[ソウル 19日 ロイター] - 韓国の半導体大手SKハイニックスは19日、株主還元を強化するため、40兆ウォン(286億1000万ドル)相当の自社株買いおよび消却を実施すると発表した。2025─27年に生み出されるフリーキャッシュフロー(FCF)の50%以上を株主還元に充てる方針も示した。

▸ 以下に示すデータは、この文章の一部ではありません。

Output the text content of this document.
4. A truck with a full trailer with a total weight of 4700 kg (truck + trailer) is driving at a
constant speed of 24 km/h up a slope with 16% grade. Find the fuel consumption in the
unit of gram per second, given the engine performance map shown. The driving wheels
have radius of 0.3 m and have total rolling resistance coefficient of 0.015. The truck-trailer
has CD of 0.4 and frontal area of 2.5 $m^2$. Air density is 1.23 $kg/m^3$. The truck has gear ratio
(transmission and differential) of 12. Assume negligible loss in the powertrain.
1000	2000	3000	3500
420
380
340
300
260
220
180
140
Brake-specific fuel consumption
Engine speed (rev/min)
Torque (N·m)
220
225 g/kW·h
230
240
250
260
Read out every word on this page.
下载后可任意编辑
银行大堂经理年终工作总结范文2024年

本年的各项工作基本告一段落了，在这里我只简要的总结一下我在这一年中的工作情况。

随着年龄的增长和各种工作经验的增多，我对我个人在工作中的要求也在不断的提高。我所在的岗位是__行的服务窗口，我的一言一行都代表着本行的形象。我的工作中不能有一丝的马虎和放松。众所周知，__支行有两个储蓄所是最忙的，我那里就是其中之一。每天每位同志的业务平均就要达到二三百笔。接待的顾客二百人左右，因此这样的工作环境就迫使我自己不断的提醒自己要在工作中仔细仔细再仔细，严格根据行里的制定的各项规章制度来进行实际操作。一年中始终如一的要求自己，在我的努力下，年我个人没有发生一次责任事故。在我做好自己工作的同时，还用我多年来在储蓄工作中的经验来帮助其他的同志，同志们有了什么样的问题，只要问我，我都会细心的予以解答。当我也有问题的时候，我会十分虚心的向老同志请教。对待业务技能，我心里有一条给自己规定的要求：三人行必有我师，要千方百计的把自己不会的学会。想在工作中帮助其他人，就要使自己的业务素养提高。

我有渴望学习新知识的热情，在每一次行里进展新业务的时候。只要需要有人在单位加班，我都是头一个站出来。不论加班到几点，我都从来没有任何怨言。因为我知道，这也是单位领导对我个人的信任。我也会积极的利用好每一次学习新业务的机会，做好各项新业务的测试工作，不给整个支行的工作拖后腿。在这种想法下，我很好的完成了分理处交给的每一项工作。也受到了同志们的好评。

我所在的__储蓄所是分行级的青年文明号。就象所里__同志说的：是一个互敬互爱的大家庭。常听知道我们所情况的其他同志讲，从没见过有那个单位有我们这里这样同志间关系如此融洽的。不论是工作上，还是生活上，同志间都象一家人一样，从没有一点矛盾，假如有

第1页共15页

SKハイニックスとライバルのサムスン電子を巡っては、人工知能(AI)向けメモリー需要の急拡大で過去最高益を計上する一方、資本還元の詳細をほとんど示してこなかったため、投資家から配当や自社株買いを通じた余剰資金の還元拡大を求める圧力が高まっていた。

両社の株価は6月に過去最高値を付けた後、AI投資の持続性を巡る懸念から下落している。

SKハイニックスは、事業競争力、堅固なキャッシュ創出力、中長期の成長性に裏打ちされた「本源的価値」が現在の株価に十分反映されていないとの認識を示した。

その上で、株主還元目標について、これまでの「累積FCFの50%以内」から「累積FCFの50%超」へと引き上げる方針を示した。自社株の買い戻し・消却と配当を組み合わせて実施するという。

特別配当を含む還元拡大の選択肢も検討中で、追加の株主還元に関する詳細は10月下旬にも見込まれる第3・四半期決算の発表に合わせて公表するとしている。

SKハイニックスによると、今年第2・四半期末時点の純現金保有高は約69兆ウォン。